Yeah, and local locally, that advocacy groups are really important, the local grassroot people on the ground who know what's going on. And a lot of times they know what's going on. They kind of know how to investigate it, but they don't know what to do with what they have. And, you know, that's where I want to start. We've already had people on from local advocacy groups and stuff, because they're taking, they're sort of taking over the journalist. Now, granted, they're an advocacy group. So you have to take what they say, a grain of salt, and you know, they have to get documentation and everything else. But they're on the ground there. And they understand the dynamics. And I find that that is another area that we would like to work with. Because once that we can then show them how to responsibly investigate this and expose it without having people say, Oh, you're just an advocacy group? Yeah, that's correct.

Gregory A. Williams:

Yeah, I'd like to say that local journalism is sort of the the, where local politics thrives, it's sort of the natural habitat of, of political engagement. And for me, there's no greater example of of, you know, near extinction or threatening a species, through the, through the process of habitat destruction, then there is, you know, local politics, you know, basically being driven to extinction through the destruction of its habitat, namely, these these local newspapers.

Dina Rasor:

And then you also have to worry about the problem of all this money coming in from these dark sources.
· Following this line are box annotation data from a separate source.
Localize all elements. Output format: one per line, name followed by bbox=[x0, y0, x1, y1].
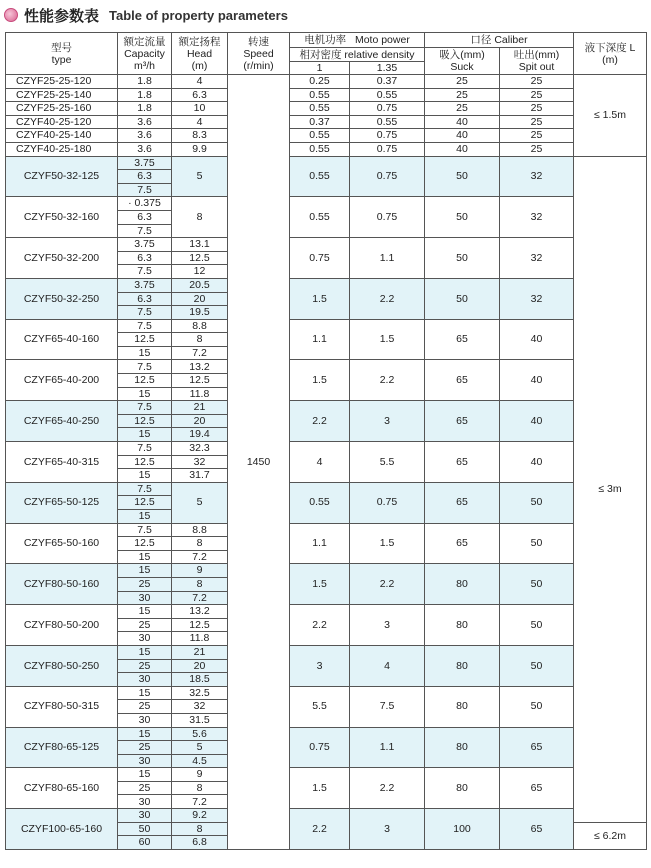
page-title-en: Table of property parameters bbox=[109, 7, 288, 23]
head-cell: 11.8 bbox=[172, 387, 228, 401]
model-cell: CZYF65-50-125 bbox=[6, 482, 118, 523]
head-cell: 4 bbox=[172, 75, 228, 89]
model-cell: CZYF50-32-250 bbox=[6, 278, 118, 319]
spit-caliber-cell: 32 bbox=[500, 238, 574, 279]
head-cell: 4.5 bbox=[172, 754, 228, 768]
head-cell: 12 bbox=[172, 265, 228, 279]
power-density-135-cell: 0.75 bbox=[350, 142, 425, 156]
head-cell: 20 bbox=[172, 659, 228, 673]
capacity-cell: 15 bbox=[118, 387, 172, 401]
head-cell: 8 bbox=[172, 537, 228, 551]
table-row bbox=[6, 129, 647, 143]
capacity-cell: 60 bbox=[118, 836, 172, 850]
head-cell: 31.7 bbox=[172, 469, 228, 483]
table-row bbox=[6, 768, 647, 782]
model-cell: CZYF80-65-160 bbox=[6, 768, 118, 809]
suck-caliber-cell: 80 bbox=[425, 727, 500, 768]
power-density-1-cell: 1.1 bbox=[290, 523, 350, 564]
head-cell: 5.6 bbox=[172, 727, 228, 741]
power-density-135-cell: 7.5 bbox=[350, 686, 425, 727]
capacity-cell: 30 bbox=[118, 809, 172, 823]
head-cell: 10 bbox=[172, 102, 228, 116]
power-density-1-cell: 4 bbox=[290, 442, 350, 483]
suck-caliber-cell: 100 bbox=[425, 809, 500, 850]
power-density-1-cell: 1.5 bbox=[290, 278, 350, 319]
capacity-cell: 15 bbox=[118, 727, 172, 741]
head-cell: 20 bbox=[172, 414, 228, 428]
power-density-1-cell: 0.75 bbox=[290, 238, 350, 279]
head-cell: 20.5 bbox=[172, 278, 228, 292]
model-cell: CZYF100-65-160 bbox=[6, 809, 118, 850]
power-density-135-cell: 2.2 bbox=[350, 564, 425, 605]
head-cell: 9.9 bbox=[172, 142, 228, 156]
title-bar bbox=[4, 4, 288, 26]
head-cell: 7.2 bbox=[172, 591, 228, 605]
capacity-cell: 15 bbox=[118, 346, 172, 360]
table-row bbox=[6, 75, 647, 89]
capacity-cell: 25 bbox=[118, 659, 172, 673]
power-density-1-cell: 1.5 bbox=[290, 564, 350, 605]
power-density-135-cell: 1.5 bbox=[350, 319, 425, 360]
table-row bbox=[6, 809, 647, 823]
depth-cell: ≤ 1.5m bbox=[574, 75, 647, 157]
table-row bbox=[6, 156, 647, 170]
model-cell: CZYF65-50-160 bbox=[6, 523, 118, 564]
head-cell: 7.2 bbox=[172, 550, 228, 564]
table-row bbox=[6, 605, 647, 619]
capacity-cell: 6.3 bbox=[118, 170, 172, 184]
capacity-cell: 3.75 bbox=[118, 156, 172, 170]
spit-caliber-cell: 50 bbox=[500, 482, 574, 523]
head-cell: 8.8 bbox=[172, 319, 228, 333]
spit-caliber-cell: 25 bbox=[500, 129, 574, 143]
power-density-135-cell: 0.75 bbox=[350, 482, 425, 523]
head-cell: 8 bbox=[172, 197, 228, 238]
table-row bbox=[6, 102, 647, 116]
power-density-1-cell: 1.5 bbox=[290, 360, 350, 401]
capacity-cell: · 0.375 bbox=[118, 197, 172, 211]
head-cell: 12.5 bbox=[172, 251, 228, 265]
head-cell: 21 bbox=[172, 401, 228, 415]
suck-caliber-cell: 65 bbox=[425, 360, 500, 401]
head-cell: 7.2 bbox=[172, 346, 228, 360]
suck-caliber-cell: 25 bbox=[425, 88, 500, 102]
model-cell: CZYF80-65-125 bbox=[6, 727, 118, 768]
head-cell: 8.3 bbox=[172, 129, 228, 143]
spit-caliber-cell: 40 bbox=[500, 401, 574, 442]
spit-caliber-cell: 40 bbox=[500, 360, 574, 401]
head-cell: 5 bbox=[172, 482, 228, 523]
head-cell: 32 bbox=[172, 455, 228, 469]
head-cell: 32.5 bbox=[172, 686, 228, 700]
head-cell: 6.8 bbox=[172, 836, 228, 850]
power-density-1-cell: 0.55 bbox=[290, 88, 350, 102]
power-density-135-cell: 0.55 bbox=[350, 115, 425, 129]
model-cell: CZYF80-50-200 bbox=[6, 605, 118, 646]
capacity-cell: 15 bbox=[118, 550, 172, 564]
power-density-135-cell: 2.2 bbox=[350, 768, 425, 809]
head-cell: 8 bbox=[172, 822, 228, 836]
capacity-cell: 6.3 bbox=[118, 292, 172, 306]
bullet-circle-icon bbox=[4, 8, 18, 22]
suck-caliber-cell: 65 bbox=[425, 523, 500, 564]
table-row bbox=[6, 115, 647, 129]
table-row bbox=[6, 523, 647, 537]
power-density-135-cell: 2.2 bbox=[350, 278, 425, 319]
header-caliber: 口径 Caliber bbox=[425, 33, 574, 48]
table-row bbox=[6, 238, 647, 252]
capacity-cell: 7.5 bbox=[118, 482, 172, 496]
head-cell: 18.5 bbox=[172, 673, 228, 687]
capacity-cell: 6.3 bbox=[118, 210, 172, 224]
capacity-cell: 7.5 bbox=[118, 442, 172, 456]
spit-caliber-cell: 50 bbox=[500, 523, 574, 564]
capacity-cell: 15 bbox=[118, 768, 172, 782]
suck-caliber-cell: 50 bbox=[425, 278, 500, 319]
spit-caliber-cell: 32 bbox=[500, 197, 574, 238]
capacity-cell: 1.8 bbox=[118, 88, 172, 102]
suck-caliber-cell: 50 bbox=[425, 197, 500, 238]
head-cell: 13.2 bbox=[172, 605, 228, 619]
power-density-1-cell: 3 bbox=[290, 645, 350, 686]
model-cell: CZYF25-25-140 bbox=[6, 88, 118, 102]
spit-caliber-cell: 50 bbox=[500, 605, 574, 646]
power-density-1-cell: 0.37 bbox=[290, 115, 350, 129]
model-cell: CZYF80-50-160 bbox=[6, 564, 118, 605]
spit-caliber-cell: 25 bbox=[500, 102, 574, 116]
spit-caliber-cell: 65 bbox=[500, 727, 574, 768]
model-cell: CZYF25-25-120 bbox=[6, 75, 118, 89]
capacity-cell: 3.6 bbox=[118, 142, 172, 156]
spit-caliber-cell: 25 bbox=[500, 88, 574, 102]
capacity-cell: 50 bbox=[118, 822, 172, 836]
suck-caliber-cell: 80 bbox=[425, 768, 500, 809]
head-cell: 5 bbox=[172, 156, 228, 197]
suck-caliber-cell: 80 bbox=[425, 564, 500, 605]
head-cell: 13.1 bbox=[172, 238, 228, 252]
capacity-cell: 25 bbox=[118, 618, 172, 632]
power-density-135-cell: 1.5 bbox=[350, 523, 425, 564]
capacity-cell: 15 bbox=[118, 645, 172, 659]
power-density-1-cell: 0.75 bbox=[290, 727, 350, 768]
head-cell: 4 bbox=[172, 115, 228, 129]
head-cell: 5 bbox=[172, 741, 228, 755]
power-density-1-cell: 0.25 bbox=[290, 75, 350, 89]
table-row bbox=[6, 482, 647, 496]
table-row bbox=[6, 197, 647, 211]
capacity-cell: 3.6 bbox=[118, 115, 172, 129]
capacity-cell: 7.5 bbox=[118, 401, 172, 415]
speed-cell: 1450 bbox=[228, 75, 290, 850]
power-density-1-cell: 5.5 bbox=[290, 686, 350, 727]
head-cell: 19.5 bbox=[172, 306, 228, 320]
suck-caliber-cell: 25 bbox=[425, 102, 500, 116]
capacity-cell: 15 bbox=[118, 564, 172, 578]
capacity-cell: 12.5 bbox=[118, 455, 172, 469]
power-density-1-cell: 0.55 bbox=[290, 197, 350, 238]
spit-caliber-cell: 65 bbox=[500, 809, 574, 850]
head-cell: 20 bbox=[172, 292, 228, 306]
capacity-cell: 15 bbox=[118, 469, 172, 483]
suck-caliber-cell: 40 bbox=[425, 115, 500, 129]
power-density-1-cell: 1.5 bbox=[290, 768, 350, 809]
header-density-135: 1.35 bbox=[350, 62, 425, 75]
suck-caliber-cell: 50 bbox=[425, 238, 500, 279]
spit-caliber-cell: 25 bbox=[500, 75, 574, 89]
spit-caliber-cell: 25 bbox=[500, 115, 574, 129]
capacity-cell: 12.5 bbox=[118, 374, 172, 388]
suck-caliber-cell: 40 bbox=[425, 129, 500, 143]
You know, basically laundered by big fossil fuel going into these communities and saying, Oh, you don't want to have a solar farm, because they're going to, it's going to cover up the farmland, and a lot of times they put it on farmland, nobody's using any way. But it's going to it's going to leak cadmium into it, and it killed all the cattle, you'll never be able to use this again for growing crops. They say the same thing about the windmills. You know, Trump just said the other day, oh, if you want to see dead birds go look it under a windmill. And they go on and on about this stuff. And they went so when they local, the local initiatives of people coming in and wanting to do big solar prop things and bringing jobs into rural areas that Biden wants to do, they tried to do that in Ohio. And they were run out. I mean, if there were farmers that wanted to have, you know, had fallow fields that hadn't really been useful forever. And they wanted to do this, they wanted to be molded in the local people got this wrong information. And everybody in the town had a fight and and these things are getting getting stopped this clean energy things are getting stopped by that. And the ironic part about that is is that they're they're they're, you know, cutting off their nose to spite the face. It's so badly that I think it's California and Michigan and New York have passed laws saying that the state can override that. And normally, I don't like states overriding local. But if the local people are being unduly affected by fossil fuel money to try to hurt clean energy, because it's their competition. That's something that needs to be explored and pointed out.

Gregory A. Williams:

Well, I think it's, it's great to see that we all have lots to discuss. But I want to be careful not to try to cover everything in our first meeting. So I look forward to more podcasts with with the two of you. But unless there's anything else that you desperately want to cover tonight, why don't we Why don't we call it rap and look forward to the next opportunity to speak together?

Peter McKillop:

I look forward to that. And I think it should be a great partnership.

Dina Rasor:

Yeah, sounds good. And I I'd like to have Peter on once a month. So we can get because you know, he's got he's dealing constantly with the business side to get a feel of what's going on. You know, what's going on?